Francis landed in La Paz early on Wednesday evening, welcomed by choirs who sang in the indigenous Aymara language.

He was met by Bolivian President Evo Morales, a champion of Latin America's radical left and Bolivia's first indigenous president. Francis greeted Bolivians with a message of inclusion, continuing the central theme of his three-nation tour of South America.

He praised the country for taking important steps to make its poor and indigenous less marginalized. Bolivia is South America's poorest nation.

Morales handed Francis - whose language often echoes that of the leftist Liberation Theology movement - two politically-charged gifts. One was a crucifix carved into a Communist hammer and sickle. The other was a copy of "The Book of the Sea," - about the loss of Bolivia's access to the sea in the War of the Pacific with Peru between 1879 and 1883.

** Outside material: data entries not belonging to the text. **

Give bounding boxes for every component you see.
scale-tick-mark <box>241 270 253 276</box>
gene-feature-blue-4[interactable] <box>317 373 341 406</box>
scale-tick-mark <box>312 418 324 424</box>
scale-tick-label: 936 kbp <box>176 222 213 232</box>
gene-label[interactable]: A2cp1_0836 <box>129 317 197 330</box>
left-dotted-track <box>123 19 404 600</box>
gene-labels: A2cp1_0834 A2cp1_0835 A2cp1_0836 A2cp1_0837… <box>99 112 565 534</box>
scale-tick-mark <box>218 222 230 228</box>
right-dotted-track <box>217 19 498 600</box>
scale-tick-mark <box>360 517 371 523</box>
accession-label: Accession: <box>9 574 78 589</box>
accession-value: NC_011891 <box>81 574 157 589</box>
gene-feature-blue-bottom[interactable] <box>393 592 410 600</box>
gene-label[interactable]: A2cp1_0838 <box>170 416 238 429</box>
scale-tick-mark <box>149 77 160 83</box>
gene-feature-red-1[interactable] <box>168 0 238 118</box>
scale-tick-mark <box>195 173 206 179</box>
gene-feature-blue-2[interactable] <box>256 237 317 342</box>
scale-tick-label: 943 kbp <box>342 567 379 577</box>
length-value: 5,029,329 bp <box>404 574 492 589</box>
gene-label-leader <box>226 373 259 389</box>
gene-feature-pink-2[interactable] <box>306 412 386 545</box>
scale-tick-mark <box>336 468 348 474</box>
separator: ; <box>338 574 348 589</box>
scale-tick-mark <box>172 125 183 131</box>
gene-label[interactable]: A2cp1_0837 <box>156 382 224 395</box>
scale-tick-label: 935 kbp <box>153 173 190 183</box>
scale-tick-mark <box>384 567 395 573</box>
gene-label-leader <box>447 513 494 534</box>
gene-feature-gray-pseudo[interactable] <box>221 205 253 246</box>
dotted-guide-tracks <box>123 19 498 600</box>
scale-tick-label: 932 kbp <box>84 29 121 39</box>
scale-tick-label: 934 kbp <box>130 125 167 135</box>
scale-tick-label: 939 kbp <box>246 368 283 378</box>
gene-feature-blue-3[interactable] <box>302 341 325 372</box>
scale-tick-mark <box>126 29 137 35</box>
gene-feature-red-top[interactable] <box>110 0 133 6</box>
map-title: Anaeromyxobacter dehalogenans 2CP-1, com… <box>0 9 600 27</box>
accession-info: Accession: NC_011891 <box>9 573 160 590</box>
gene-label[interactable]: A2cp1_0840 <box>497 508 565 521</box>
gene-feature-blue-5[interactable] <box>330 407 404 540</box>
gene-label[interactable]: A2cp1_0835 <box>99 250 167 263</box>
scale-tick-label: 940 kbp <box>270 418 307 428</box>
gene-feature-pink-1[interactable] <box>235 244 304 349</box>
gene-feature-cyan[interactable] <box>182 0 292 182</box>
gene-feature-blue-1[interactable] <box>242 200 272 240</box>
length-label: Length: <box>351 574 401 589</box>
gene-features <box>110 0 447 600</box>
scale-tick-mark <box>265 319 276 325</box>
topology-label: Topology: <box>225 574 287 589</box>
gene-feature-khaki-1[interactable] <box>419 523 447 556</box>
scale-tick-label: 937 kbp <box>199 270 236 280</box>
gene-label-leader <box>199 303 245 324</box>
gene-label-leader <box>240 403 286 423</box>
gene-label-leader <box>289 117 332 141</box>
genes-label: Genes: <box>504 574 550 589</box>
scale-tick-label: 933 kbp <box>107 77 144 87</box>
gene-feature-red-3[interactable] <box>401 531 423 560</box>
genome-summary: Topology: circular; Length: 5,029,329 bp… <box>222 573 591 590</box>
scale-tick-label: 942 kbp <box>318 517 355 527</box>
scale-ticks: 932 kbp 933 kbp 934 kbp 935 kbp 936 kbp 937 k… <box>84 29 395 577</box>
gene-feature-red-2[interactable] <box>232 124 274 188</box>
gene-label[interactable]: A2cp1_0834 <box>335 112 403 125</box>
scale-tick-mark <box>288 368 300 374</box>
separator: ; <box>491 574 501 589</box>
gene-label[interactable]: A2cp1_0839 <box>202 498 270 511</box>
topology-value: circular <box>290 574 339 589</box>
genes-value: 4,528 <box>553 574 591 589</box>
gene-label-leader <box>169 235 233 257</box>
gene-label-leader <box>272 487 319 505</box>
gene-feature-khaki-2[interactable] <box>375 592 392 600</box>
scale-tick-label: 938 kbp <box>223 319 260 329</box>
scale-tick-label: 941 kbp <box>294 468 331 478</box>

'Raise bridges, not walls'

In a speech to civil authorities in La Paz later, Francis urged countries to improve diplomatic relations "in order to avoid conflicts between sister peoples and advance frank and open dialogue about their problems."

"I'm thinking about the sea here," said the pope, referring to the ongoing dispute between the two countries which is set to be ruled upon by the International Court of Justice by the end of the year. "Dialogue is indispensable. Instead of raising walls, we need to be building bridges."

Short stay at altitude

Although the pope had praised Bolivia earlier, he also denounced a pervasive "atmosphere of inequality," and lamented that welcome economic growth had "opened the door to corruption."

With La Paz standing more than 4,000 meters (13,000 feet) above sea level, extra oxygen tanks were on hand for Francis, who lost a lung during his youth.

Aboard the flight from Ecuador, where the Argentine pope began his "homecoming" tour to South America, Francis was said to have drunk a tea made of a mix of coca leaves, chamomile and anise seeds to ward off the effects of altitude.

However, medical considerations meant that the pontiff's time in La Paz was limited to four hours, before he flew on to Santa Cruz in Bolivia's central lowlands, for a two-day stay.